Nunca, siempre, sí, no, amo, deseo, confío: son los términos rotundos de Saramago, quien a la hora de escribir sobre el amor no tiembla ni duda, y sabe sellar el pacto entre un hombre y una mujer convirtiéndolo en piedra angular, complicidad básica, acto fundacional. “El mundo es tan bonito y yo tengo tanta pena de morir”, dice la abuela de Saramago, y esta melancolía, que el nieto hereda y convierte en libros, hace que éstos sean tristes, sí, pero “Dios mío, qué dulce y suave tristeza, y que no nos falte nunca, ni siquiera en las horas de alegría” 

Cipriano —uno de sus grandes personajes—, va murmurando los nombres de los seres que ama, de los objetos de su vida, su propio nombre, “Cipriano, Cipriano, Cipriano, lo repitió hasta perder la cuenta de las veces, hasta sentir que un vértigo lo lanzaba fuera de sí mismo hasta dejar de comprender el sentido de lo que estaba diciendo, entonces pronunció la palabra horno, (...) la palabra perro. (...) la palabra agua (...), la palabra mujer (...), la palabra hombre, la palabra, la palabra, y todas las cosas de este mundo, las nombradas y las no nombradas, las conocidas y las secretas, las visibles y las invisibles”. Así como Cipriano, Saramago va poniendo en sus libros todas aquellas palabras que han hecho de él un escritor, pese a que cuando las escuchó por primera vez no las sabía escribir porque era analfabeta, al igual que su madre, él que seguiría siéndolo todavía algún tiempo, ella durante toda su vida. 

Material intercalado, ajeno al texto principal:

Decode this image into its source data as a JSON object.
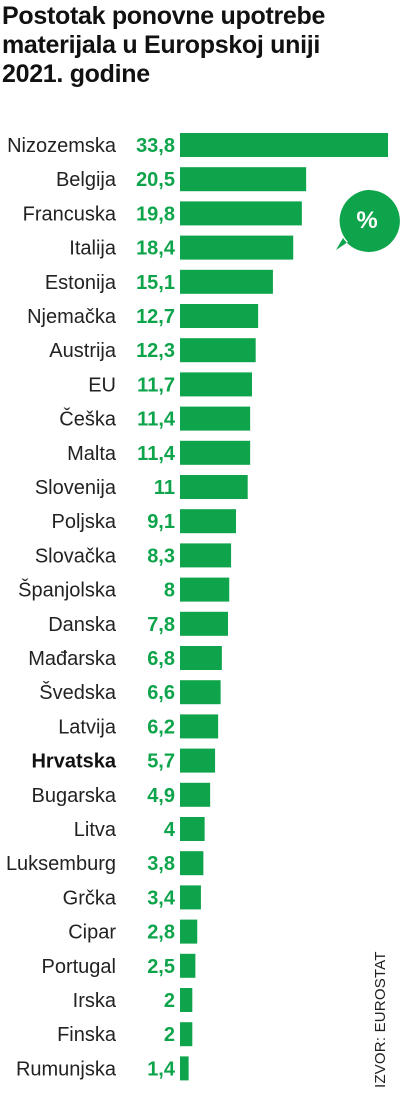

Y cómo no mencionar aquí, para terminar, esa forma suya tan propia de establecer complicidad con nosotros, sus lectores, llevándonos de la mano, orientándonos, haciéndonos guiños, como si nos dijera al oído: esto es entre tú y yo, lectora, lector, porque mis personajes son sólo eso, personajes, y tienen un alma, sí, pero es un alma de papel, y por tanto esta historia que te estoy contando se trata en realidad de ti y de mí, que somos los únicos de carne y hueso; se trata de tu vida y de la mía, que de verdad acontecen e importan; se trata en el fondo solamente de ti, que esto lees, y de mí, que esto escribo. 

Lo demás son palabras: el regalo de las palabras de José Saramago, un camino hermoso y consistente que nos lleva a recorrer los territorios de lo humano hasta llegar al corazón.